Geçmiş nesillerin hayalleri, bugün gerçekleşti. Yaşam süremiz uzadı. Fakat içinde yaşam azaldı. Modern toplum dediğimiz köleliğin diğer adıdır. Hani kölelik kalktı diyorlar ya, bu bir yalandır. Köleliğin tarzı değişti.
Bunu dikkate almayan günümüz insanı, bir taraftan yaşam süresinin uzamaya devam etmesini istemektedir. Bunu gerçekleştirmek için geçmişteki nesiller gibi uğraşlarına devam etmektedir. Diğer taraftan uzun yaşamın sorunlarından şikayetçidir. Aslında şikayetlerine bakıldığında, yaşlılıktan değil, yaşam dediği ama içinde yaşamın olmadığı süreyi kastediyor.
Modern toplum işin önemini anlatıyor. İş o kadar önemli bir şeymiş ki iş olmazsa hayatın da anlamı olmazmış. Hadi oradan. Kendisi iş yapmayıp başkasına akıl öğretenlerin masalıdır. Hayatında çalışmamış ama lüks hayat içinde yaşayanların uydurduğu bu masala inanıp inanmamak elimizde.
İş önemlidir. Ama inşaatta amele olarak çalışmak değil. İşin anlamından bahsedenlere inşaatta amelelik verelim, bakalım hala işin çok anlamlı bir uğraş olduğundan bahsedecek mi, yoksa işi köleliğin yeni bir biçimi olarak mı algılayacak!
Geçmişteki ve bugünkü insanların yaşam süresini uzatmak için gerçekleştirilen girişimlerinin sonucu olarak ortaya çıkan yaşlanma; insanın hesaba katmadığı, uzun yaşam hedefine yönelik uğraşlarının beklenmedik bir sonucu olarak ortaya çıkan bir fenomendir. Modern toplumun bu yan ürünü de can sıkıyor.
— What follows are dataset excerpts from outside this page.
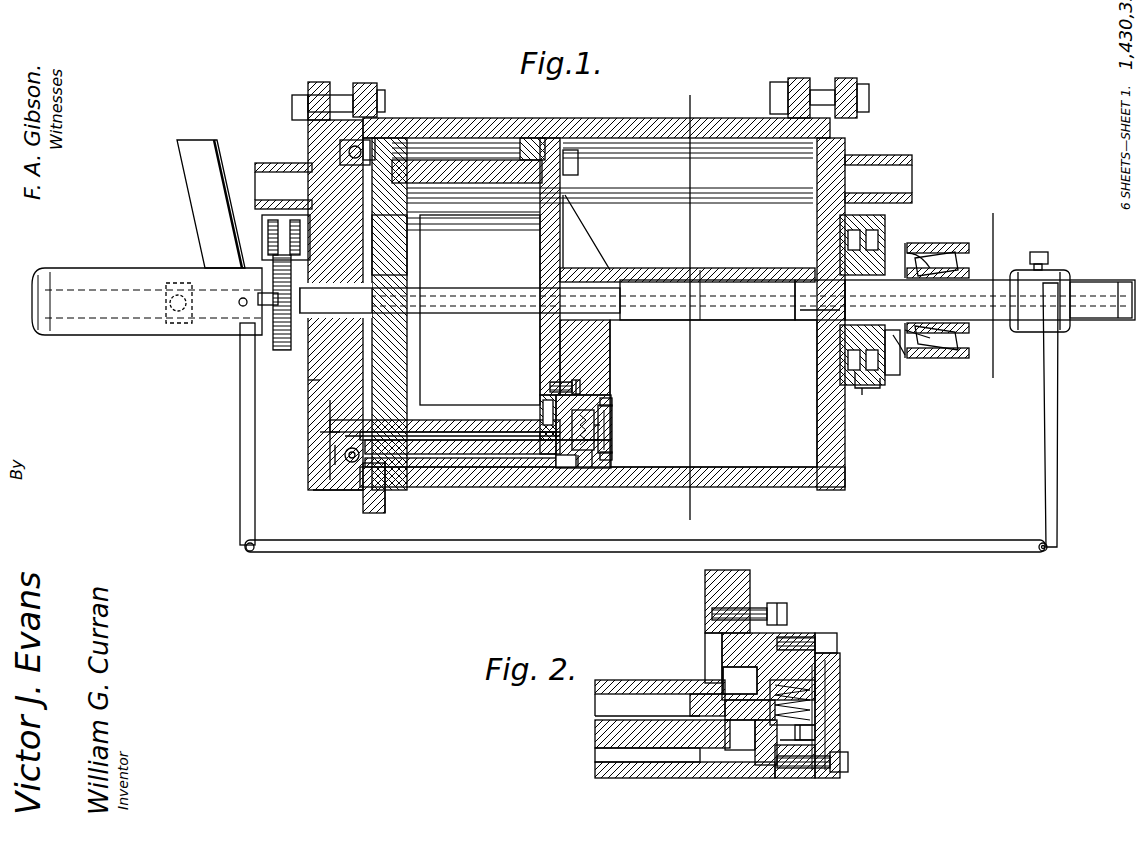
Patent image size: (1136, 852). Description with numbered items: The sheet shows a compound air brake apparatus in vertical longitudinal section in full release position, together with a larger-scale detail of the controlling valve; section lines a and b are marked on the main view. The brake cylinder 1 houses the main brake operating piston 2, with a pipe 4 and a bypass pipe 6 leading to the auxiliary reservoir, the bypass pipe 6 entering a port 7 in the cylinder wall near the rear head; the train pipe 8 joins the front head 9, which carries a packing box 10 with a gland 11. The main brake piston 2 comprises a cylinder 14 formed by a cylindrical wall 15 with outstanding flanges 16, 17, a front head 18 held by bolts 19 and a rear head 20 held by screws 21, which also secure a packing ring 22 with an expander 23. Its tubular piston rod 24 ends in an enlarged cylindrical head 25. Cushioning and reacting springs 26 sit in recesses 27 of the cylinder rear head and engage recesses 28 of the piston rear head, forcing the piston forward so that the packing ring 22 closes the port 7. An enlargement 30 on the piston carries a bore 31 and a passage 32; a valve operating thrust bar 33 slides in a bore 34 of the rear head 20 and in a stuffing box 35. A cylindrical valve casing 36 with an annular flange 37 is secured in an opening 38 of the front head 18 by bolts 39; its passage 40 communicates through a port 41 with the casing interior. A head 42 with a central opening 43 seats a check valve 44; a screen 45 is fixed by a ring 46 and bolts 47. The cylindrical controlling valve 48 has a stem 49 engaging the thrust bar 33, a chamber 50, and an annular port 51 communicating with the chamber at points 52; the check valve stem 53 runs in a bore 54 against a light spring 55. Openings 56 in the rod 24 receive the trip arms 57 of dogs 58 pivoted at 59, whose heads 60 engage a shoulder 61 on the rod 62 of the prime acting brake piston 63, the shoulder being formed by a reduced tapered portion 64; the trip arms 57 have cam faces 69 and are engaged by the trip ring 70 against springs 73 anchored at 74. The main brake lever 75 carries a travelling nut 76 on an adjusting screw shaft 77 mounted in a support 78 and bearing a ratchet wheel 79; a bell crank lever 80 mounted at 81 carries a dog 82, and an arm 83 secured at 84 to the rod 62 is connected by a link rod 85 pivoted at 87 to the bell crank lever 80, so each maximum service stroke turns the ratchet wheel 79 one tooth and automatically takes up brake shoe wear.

In FIG. 1, the brake cylinder 1 is at (612, 120).
In FIG. 1, the main brake operating piston 2 is at (460, 162).
In FIG. 1, the pipe 4 is at (280, 180).
In FIG. 1, the bypass pipe 6 is at (375, 500).
In FIG. 1, the port 7 is at (386, 492).
In FIG. 1, the train pipe 8 is at (895, 158).
In FIG. 1, the front head 9 is at (842, 140).
In FIG. 1, the packing box 10 is at (862, 382).
In FIG. 1, the gland 11 is at (876, 392).
In FIG. 1, the cylinder 14 is at (480, 310).
In FIG. 1, the cylindrical wall 15 is at (420, 142).
In FIG. 1, the outstanding flange 16 is at (532, 138).
In FIG. 1, the outstanding flange 17 is at (375, 138).
In FIG. 1, the front head 18 is at (575, 240).
In FIG. 1, the bolts 19 is at (578, 162).
In FIG. 1, the rear head 20 is at (330, 412).
In FIG. 1, the screws 21 is at (340, 152).
In FIG. 1, the packing ring 22 is at (352, 465).
In FIG. 1, the expander 23 is at (325, 474).
In FIG. 1, the piston rod 24 is at (705, 270).
In FIG. 1, the enlarged cylindrical head 25 is at (958, 245).
In FIG. 1, the cushioning and reacting springs 26 is at (268, 228).
In FIG. 1, the recesses 27 is at (290, 240).
In FIG. 1, the recesses 28 is at (312, 384).
In FIG. 1, the enlargement 30 is at (455, 455).
In FIG. 1, the bore 31 is at (440, 420).
In FIG. 1, the passage 32 is at (510, 468).
In FIG. 1, the valve operating thrust bar 33 is at (475, 435).
In FIG. 2, the valve operating thrust bar 33 is at (636, 690).
In FIG. 1, the bore 34 is at (340, 452).
In FIG. 1, the stuffing box 35 is at (335, 430).
In FIG. 1, the cylindrical valve casing 36 is at (590, 398).
In FIG. 2, the cylindrical valve casing 36 is at (768, 640).
In FIG. 1, the annular flange 37 is at (565, 382).
In FIG. 2, the annular flange 37 is at (760, 604).
In FIG. 1, the opening 38 is at (545, 396).
In FIG. 2, the opening 38 is at (710, 635).
In FIG. 1, the bolts 39 is at (580, 392).
In FIG. 2, the bolts 39 is at (780, 612).
In FIG. 1, the passage 40 is at (566, 470).
In FIG. 2, the passage 40 is at (728, 755).
In FIG. 1, the port 41 is at (580, 470).
In FIG. 1, the head 42 is at (612, 410).
In FIG. 2, the head 42 is at (840, 662).
In FIG. 2, the central opening 43 is at (816, 730).
In FIG. 1, the check valve 44 is at (596, 430).
In FIG. 2, the check valve 44 is at (818, 708).
In FIG. 1, the screen 45 is at (612, 418).
In FIG. 2, the screen 45 is at (840, 680).
In FIG. 1, the ring 46 is at (608, 462).
In FIG. 2, the ring 46 is at (812, 640).
In FIG. 1, the bolts 47 is at (608, 398).
In FIG. 2, the bolts 47 is at (838, 640).
In FIG. 1, the cylindrical controlling valve 48 is at (543, 408).
In FIG. 2, the cylindrical controlling valve 48 is at (778, 780).
In FIG. 1, the stem 49 is at (548, 470).
In FIG. 2, the stem 49 is at (700, 694).
In FIG. 1, the chamber 50 is at (600, 445).
In FIG. 2, the chamber 50 is at (835, 688).
In FIG. 1, the port 51 is at (592, 468).
In FIG. 2, the port 51 is at (818, 742).
In FIG. 1, the communication points 52 is at (600, 468).
In FIG. 2, the stem 53 is at (762, 765).
In FIG. 2, the bore 54 is at (727, 700).
In FIG. 1, the light spring 55 is at (600, 428).
In FIG. 2, the light spring 55 is at (820, 722).
In FIG. 1, the openings 56 is at (892, 378).
In FIG. 1, the trip arms 57 is at (928, 345).
In FIG. 1, the dogs 58 is at (960, 342).
In FIG. 1, the pivot 59 is at (920, 280).
In FIG. 1, the heads 60 is at (958, 262).
In FIG. 1, the shoulder 61 is at (820, 285).
In FIG. 1, the rod 62 is at (715, 300).
In FIG. 1, the prime acting brake piston 63 is at (400, 266).
In FIG. 1, the reduced tapered portion 64 is at (813, 306).
In FIG. 1, the cam faces 69 is at (845, 258).
In FIG. 1, the trip ring 70 is at (905, 355).
In FIG. 1, the springs 73 is at (918, 246).
In FIG. 1, the spring anchorage 74 is at (930, 250).
In FIG. 1, the main brake lever 75 is at (178, 188).
In FIG. 1, the travelling nut 76 is at (175, 312).
In FIG. 1, the adjusting screw shaft 77 is at (100, 322).
In FIG. 1, the support 78 is at (62, 320).
In FIG. 1, the ratchet wheel 79 is at (282, 350).
In FIG. 1, the bell crank lever 80 is at (240, 428).
In FIG. 1, the mounting 81 is at (240, 306).
In FIG. 1, the dog 82 is at (258, 296).
In FIG. 1, the arm 83 is at (1050, 426).
In FIG. 1, the securing point 84 is at (1058, 272).
In FIG. 1, the link rod 85 is at (725, 540).
In FIG. 1, the pivotal connection 87 is at (249, 552).
In FIG. 1, the section line a is at (993, 292).
In FIG. 1, the section line b is at (689, 300).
Yaşam koşullarında değişim meydana geldikçe uzayan yaşam süresinin toplumun yaşlanmasına yol açması ise en çok canımızı sıkan şeydir.
Tuhaf değil mi? Kendi yaşlılığına kafa yormayıp, toplum dediği ve hiçbir zaman ne olduğunu anlayamadığı bir olgunun yaşlanmasından sıkılan insanların kafasında hangi hayaller uyanıyor olabilir? Bu durum artık “problem” olarak algılanıyor.
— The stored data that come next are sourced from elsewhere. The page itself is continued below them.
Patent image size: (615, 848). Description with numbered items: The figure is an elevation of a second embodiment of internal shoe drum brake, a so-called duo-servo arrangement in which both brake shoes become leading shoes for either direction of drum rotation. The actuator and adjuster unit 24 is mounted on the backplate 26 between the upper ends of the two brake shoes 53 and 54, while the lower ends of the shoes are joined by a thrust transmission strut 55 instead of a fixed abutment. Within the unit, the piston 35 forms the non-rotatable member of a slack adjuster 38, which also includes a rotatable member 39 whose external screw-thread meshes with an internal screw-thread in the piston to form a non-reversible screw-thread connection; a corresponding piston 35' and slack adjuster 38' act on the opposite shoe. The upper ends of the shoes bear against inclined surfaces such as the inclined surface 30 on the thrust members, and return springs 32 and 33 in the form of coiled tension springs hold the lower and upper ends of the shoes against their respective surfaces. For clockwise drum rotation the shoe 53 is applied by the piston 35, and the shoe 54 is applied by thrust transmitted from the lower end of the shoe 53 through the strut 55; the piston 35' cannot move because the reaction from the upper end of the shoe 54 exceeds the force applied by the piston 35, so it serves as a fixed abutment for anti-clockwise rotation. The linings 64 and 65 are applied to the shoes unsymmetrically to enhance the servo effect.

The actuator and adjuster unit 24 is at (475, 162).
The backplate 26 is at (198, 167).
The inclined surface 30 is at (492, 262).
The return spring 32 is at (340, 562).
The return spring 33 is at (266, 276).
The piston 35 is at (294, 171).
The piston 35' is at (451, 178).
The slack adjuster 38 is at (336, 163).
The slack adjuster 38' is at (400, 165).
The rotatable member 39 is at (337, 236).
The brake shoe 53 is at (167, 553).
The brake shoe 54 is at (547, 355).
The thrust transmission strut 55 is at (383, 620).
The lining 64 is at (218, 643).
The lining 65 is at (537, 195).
Yaşlanma öncelikle insanın yaşlanmasıdır. Bu da yeni yeteneklere, becerilere ve yaratıcılığa ihtiyaç duyulmasına yol açıyor. İnsanın yaşlanma ve yaşlılıkla ilişkili problemleri algılayışı, yorumlayışı ve çözümleri değişiyor. Yaşlanma ve yaşlılık hem toplumsal gelişmenin ürünü hem toplumsal gelişmenin sebebi olarak bireysel yaşlanma ve yaşlılığı etkiliyor.
Yaşlanan insana bir olanak olarak Tazelenme Üniversitesi’ni başlattık. Daha önce bu neden aklımıza gelmedi? Çünkü yaşam süresi kısaydı, insanlar yaşlılıkta eğitimi hayal bile edemiyordu. Ama yaşam koşullarının değişmesiyle uzayan yaşam süresine yeni anlamlar kazandırılması ihtiyaç olarak doğunca, bunun nasıl giderileceğine kafa yormaya başladık. Böylece ihtiyaca cevap veren seçeneklerin neler olabileceğini düşündük ve Tazelenme Üniversitesi fikrine eriştik. Böylece yaşlılık öncesi dönemde yaşamında boşluk hissedenlere anlamlı bir yaşlılık dönemi yarattık.
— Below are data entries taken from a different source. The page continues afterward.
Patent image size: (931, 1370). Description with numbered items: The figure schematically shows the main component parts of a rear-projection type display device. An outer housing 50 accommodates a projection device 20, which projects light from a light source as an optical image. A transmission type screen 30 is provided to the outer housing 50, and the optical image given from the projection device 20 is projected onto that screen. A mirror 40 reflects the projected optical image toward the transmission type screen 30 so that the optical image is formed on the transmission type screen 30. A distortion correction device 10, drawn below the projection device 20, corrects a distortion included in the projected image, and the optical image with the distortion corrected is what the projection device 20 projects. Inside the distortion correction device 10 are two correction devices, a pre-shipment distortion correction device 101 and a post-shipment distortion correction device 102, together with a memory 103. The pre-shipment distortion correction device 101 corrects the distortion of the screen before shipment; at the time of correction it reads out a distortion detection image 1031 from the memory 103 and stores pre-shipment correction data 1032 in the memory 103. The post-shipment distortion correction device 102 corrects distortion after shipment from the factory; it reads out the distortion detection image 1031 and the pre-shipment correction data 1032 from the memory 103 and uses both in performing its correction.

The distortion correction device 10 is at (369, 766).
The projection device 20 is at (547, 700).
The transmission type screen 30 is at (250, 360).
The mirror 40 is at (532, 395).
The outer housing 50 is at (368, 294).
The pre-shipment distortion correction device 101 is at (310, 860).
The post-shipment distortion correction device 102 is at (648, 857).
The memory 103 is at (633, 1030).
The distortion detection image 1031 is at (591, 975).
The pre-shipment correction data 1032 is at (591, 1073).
Bir başka örnek Antalya Büyükşehir Belediyesi ile yani yerel yönetimlerle iş birliği yaparak hayata geçirdiğimiz uygulamalı gerontoloji alanında, Alzheimer Hasta ve Hasta Yakını Buluşma Merkezi ‘Mavi Ev’ ve Parkinson Hasta Ve Hasta Yakınları İçin Eğitim Rehabilitasyon Ve Danışma Merkezleri, Antalya’da ihtiyaçtan icraata yönelik faaliyetlerdir. Zaman ve mekan olgularını unutan, paralel dünyalarda yaşayan demans hastası yaşlıların,
başlattığımız bu girişimlerden çok memnun olup olduklarını ölçerek biliyoruz. Fakat bunun bir önemi yoktur. Önemli olan aramızda adeta başka bir diyara göç etmiş gibi yaşayan bu yaşlılara, hayatta oldukları sürece insanca bir yaşamın mümkün kılınmasıdır.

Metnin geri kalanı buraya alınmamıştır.